The other side of clustering is fail-over in the event of server failure. Successful fail-over makes outages transparent to users while maintaining their state within the application. It requires a strategy for replicating a user's state to one or more secondary servers and then, if the first server goes down, redirecting all subsequent requests to the secondary server(s). Deciding how, when, and where to send the data are fundamental challenges to implementing this strategy effectively.

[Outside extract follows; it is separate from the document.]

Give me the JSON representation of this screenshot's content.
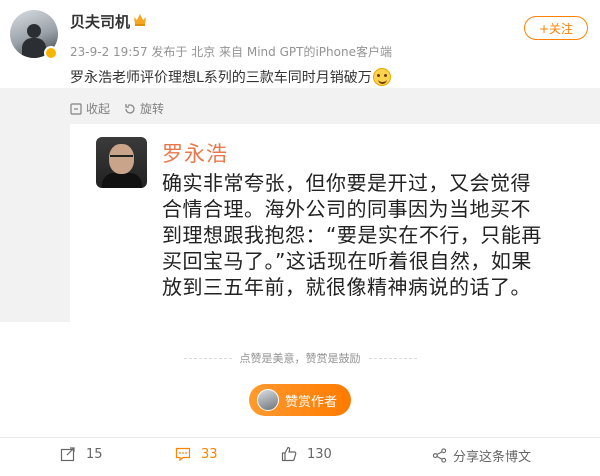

Serialization -- the process of converting a Java object to a binary object -- is the traditional approach to how the data is sent. Application servers typically identify whether a change has been made to stateful objects, serialize those objects, and send them to the replicated servers. This strategy is inefficient because the serialization process is "all or nothing." In many applications, such as those powered by portals, stateful information can be measured in megabytes. Even if a user changes only a single byte, such as changing a preference from "true" to "false," the application server must construct a serialized version of a potentially multi-megabyte object and send all of that data across the network to its replicated servers. This approach's inefficiency hinders linear scalability.